Researchers retrospectively identified 95 patients with HCC who underwent liver resection between January 2017 and December 2023. Patient characteristics, demographics, and clinical features were reviewed prior to initiation of neoadjuvant immune checkpoint inhibitor (ICI)-based therapy or surgery.

The primary clinical endpoints included recurrence-free survival (RFS) – defined as time from curative-intent hepatectomy to radiographic disease recurrence or death due to any cause – and overall survival.

Of a total of 92 patients in the final clinical cohort, 36 underwent neoadjuvant ICI-based treatment.
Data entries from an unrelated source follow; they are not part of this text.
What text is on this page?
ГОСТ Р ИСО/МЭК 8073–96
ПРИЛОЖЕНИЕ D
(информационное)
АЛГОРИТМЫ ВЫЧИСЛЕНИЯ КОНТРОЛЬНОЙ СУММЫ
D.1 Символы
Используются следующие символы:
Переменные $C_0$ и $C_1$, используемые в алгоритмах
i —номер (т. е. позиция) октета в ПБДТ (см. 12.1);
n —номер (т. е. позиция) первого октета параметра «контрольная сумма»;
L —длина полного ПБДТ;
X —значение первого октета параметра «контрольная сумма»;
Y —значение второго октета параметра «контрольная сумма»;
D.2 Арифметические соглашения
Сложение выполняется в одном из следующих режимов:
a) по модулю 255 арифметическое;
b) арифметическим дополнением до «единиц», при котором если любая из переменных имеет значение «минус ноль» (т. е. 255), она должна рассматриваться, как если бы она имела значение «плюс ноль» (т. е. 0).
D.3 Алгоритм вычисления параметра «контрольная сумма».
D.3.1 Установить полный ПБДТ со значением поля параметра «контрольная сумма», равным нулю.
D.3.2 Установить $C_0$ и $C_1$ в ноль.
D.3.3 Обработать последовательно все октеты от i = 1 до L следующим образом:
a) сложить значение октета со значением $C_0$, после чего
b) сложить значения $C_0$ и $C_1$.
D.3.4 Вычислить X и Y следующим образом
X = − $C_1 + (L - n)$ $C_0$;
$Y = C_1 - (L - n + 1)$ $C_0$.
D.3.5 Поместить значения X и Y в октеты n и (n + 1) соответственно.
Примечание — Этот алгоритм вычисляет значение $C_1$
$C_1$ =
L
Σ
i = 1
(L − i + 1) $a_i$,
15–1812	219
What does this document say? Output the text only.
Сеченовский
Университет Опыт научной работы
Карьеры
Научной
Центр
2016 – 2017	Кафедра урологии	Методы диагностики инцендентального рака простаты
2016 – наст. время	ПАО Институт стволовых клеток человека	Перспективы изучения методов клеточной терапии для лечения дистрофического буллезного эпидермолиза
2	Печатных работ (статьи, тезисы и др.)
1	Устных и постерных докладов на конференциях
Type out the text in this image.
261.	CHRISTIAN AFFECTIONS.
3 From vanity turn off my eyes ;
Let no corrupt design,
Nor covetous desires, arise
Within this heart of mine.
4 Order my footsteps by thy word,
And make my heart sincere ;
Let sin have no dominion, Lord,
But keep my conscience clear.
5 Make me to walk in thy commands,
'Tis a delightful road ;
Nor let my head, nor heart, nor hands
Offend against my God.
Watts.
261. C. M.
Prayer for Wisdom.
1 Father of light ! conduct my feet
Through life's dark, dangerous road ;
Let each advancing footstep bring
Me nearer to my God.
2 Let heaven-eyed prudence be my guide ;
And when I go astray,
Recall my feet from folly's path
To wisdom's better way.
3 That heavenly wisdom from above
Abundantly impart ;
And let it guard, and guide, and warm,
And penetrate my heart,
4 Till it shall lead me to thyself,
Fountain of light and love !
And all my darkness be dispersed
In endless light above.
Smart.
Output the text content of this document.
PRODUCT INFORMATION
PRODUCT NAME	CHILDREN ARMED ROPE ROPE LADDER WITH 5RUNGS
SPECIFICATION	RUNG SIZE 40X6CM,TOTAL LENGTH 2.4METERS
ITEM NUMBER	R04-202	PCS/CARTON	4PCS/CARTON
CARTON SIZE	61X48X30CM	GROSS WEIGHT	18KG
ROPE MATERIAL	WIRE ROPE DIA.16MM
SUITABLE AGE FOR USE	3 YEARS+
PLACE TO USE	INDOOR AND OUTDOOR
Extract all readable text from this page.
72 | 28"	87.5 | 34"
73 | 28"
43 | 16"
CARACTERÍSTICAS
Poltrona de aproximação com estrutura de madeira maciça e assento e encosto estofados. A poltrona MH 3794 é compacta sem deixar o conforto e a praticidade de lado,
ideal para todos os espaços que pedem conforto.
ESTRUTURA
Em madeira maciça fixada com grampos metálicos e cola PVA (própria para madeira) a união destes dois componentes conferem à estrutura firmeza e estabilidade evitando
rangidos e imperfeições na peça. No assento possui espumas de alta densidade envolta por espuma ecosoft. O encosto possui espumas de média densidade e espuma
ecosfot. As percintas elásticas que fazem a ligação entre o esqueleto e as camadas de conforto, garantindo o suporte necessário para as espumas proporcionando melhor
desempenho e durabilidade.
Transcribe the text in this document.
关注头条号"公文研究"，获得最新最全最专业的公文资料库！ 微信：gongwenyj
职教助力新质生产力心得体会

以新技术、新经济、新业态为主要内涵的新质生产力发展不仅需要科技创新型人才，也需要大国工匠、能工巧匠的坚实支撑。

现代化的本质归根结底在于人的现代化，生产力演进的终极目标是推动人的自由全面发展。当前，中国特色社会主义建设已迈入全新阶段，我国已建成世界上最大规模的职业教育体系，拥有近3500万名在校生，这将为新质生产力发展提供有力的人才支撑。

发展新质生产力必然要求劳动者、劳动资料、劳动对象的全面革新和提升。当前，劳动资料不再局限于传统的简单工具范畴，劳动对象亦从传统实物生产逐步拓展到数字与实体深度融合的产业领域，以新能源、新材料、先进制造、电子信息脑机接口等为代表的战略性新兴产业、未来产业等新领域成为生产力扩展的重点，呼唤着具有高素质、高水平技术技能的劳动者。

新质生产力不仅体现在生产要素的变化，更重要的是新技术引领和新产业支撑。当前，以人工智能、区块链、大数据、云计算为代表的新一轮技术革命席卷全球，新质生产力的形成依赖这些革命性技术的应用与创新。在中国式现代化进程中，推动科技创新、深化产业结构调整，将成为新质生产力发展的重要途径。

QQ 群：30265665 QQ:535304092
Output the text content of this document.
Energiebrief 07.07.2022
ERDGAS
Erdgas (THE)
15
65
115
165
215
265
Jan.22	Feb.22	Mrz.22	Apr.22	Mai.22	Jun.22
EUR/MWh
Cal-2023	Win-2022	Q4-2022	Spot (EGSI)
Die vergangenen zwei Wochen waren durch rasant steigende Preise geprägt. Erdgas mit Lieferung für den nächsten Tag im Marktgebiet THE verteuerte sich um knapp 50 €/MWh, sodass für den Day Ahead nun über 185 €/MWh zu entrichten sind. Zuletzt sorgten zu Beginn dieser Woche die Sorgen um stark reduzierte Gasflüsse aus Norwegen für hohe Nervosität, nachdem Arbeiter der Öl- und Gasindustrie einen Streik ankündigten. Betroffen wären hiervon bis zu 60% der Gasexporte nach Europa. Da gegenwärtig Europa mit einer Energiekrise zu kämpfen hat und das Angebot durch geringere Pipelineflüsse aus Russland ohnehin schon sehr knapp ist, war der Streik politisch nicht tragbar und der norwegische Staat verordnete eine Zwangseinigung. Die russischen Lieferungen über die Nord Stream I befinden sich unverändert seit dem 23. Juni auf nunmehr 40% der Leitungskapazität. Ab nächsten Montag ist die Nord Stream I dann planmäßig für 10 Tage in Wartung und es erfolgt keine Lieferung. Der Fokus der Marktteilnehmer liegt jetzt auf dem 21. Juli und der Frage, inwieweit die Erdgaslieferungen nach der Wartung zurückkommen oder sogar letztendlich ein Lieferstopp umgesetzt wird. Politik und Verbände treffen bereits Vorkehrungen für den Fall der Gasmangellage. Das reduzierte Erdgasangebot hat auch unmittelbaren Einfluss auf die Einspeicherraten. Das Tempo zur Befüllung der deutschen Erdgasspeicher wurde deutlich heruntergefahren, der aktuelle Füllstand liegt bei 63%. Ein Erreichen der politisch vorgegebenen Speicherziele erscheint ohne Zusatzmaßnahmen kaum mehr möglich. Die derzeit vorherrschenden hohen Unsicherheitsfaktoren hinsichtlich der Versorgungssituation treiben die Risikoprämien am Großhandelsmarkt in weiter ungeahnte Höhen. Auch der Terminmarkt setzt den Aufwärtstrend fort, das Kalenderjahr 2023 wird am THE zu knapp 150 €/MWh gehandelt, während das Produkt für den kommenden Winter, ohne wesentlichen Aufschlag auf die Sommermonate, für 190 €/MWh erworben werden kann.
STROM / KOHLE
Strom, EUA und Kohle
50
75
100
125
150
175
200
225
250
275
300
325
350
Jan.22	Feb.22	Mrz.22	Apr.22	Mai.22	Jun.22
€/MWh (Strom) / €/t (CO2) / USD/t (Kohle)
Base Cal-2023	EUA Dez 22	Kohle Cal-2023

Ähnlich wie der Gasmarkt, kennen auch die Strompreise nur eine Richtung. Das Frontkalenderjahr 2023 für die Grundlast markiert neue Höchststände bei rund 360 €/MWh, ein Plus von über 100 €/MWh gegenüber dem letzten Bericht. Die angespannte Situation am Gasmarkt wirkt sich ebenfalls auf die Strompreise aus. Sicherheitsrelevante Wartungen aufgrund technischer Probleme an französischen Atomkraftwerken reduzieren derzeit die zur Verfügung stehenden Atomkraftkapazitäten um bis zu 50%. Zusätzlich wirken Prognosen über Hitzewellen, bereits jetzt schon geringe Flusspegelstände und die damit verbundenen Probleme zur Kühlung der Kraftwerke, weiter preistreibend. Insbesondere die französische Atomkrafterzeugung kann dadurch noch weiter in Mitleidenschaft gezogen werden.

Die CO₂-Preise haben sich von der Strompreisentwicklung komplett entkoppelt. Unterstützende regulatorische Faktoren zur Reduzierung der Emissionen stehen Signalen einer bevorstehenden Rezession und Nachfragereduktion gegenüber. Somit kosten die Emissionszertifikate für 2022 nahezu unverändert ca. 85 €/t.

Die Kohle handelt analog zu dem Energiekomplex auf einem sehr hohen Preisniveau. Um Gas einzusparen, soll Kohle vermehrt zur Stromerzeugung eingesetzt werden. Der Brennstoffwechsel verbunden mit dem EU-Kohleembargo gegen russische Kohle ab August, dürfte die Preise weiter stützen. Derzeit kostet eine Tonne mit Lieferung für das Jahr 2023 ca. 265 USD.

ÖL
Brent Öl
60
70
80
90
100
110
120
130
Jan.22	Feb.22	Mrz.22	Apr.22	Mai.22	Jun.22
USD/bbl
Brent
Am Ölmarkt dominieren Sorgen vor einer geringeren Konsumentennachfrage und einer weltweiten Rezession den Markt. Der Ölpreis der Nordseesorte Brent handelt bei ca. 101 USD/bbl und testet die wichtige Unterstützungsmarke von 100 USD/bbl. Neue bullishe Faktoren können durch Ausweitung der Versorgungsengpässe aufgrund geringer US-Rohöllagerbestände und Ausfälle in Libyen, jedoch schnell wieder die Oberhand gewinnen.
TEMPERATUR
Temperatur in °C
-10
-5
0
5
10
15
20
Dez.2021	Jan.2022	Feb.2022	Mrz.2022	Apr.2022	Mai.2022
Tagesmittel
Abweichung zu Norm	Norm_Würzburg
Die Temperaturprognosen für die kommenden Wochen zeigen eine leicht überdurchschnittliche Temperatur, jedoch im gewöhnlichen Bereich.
Most patients (61.1%) who received this therapy were more likely to have features known to be linked to disease recurrence, including α-fetoprotein ≥ 400 ng/mL (P=.02), tumor diameter ≥ 5 cm (P=.001), portal vein invasion (P<.001), and multifocality (P<.001).

Most patients who received neoadjuvant ICI were treated with anti-PD1-based therapy, either as monotherapy (27.8%), in combination with tyrosine kinase inhibitors (36.1%), or in combination with anti-LAG3 (16.7%).

Treatment with neoadjuvant immunotherapy and upfront surgical resection had similar rates of margin-negative resection (P=.47) and RFS (median RFS 44.8 months vs 49.3 months, respectively, log-rank P=.66).

There was a nonsignificant trend toward superior RFS in patients who had a pathologic response (tumor necrosis ≥ 70%) with neoadjuvant immunotherapy.

The use of neoadjuvant ICI-based therapy before surgical resection may allow high-risk patients, including those who are outside traditional resectability criteria, to achieve similar clinical outcomes to those who undergo upfront resection.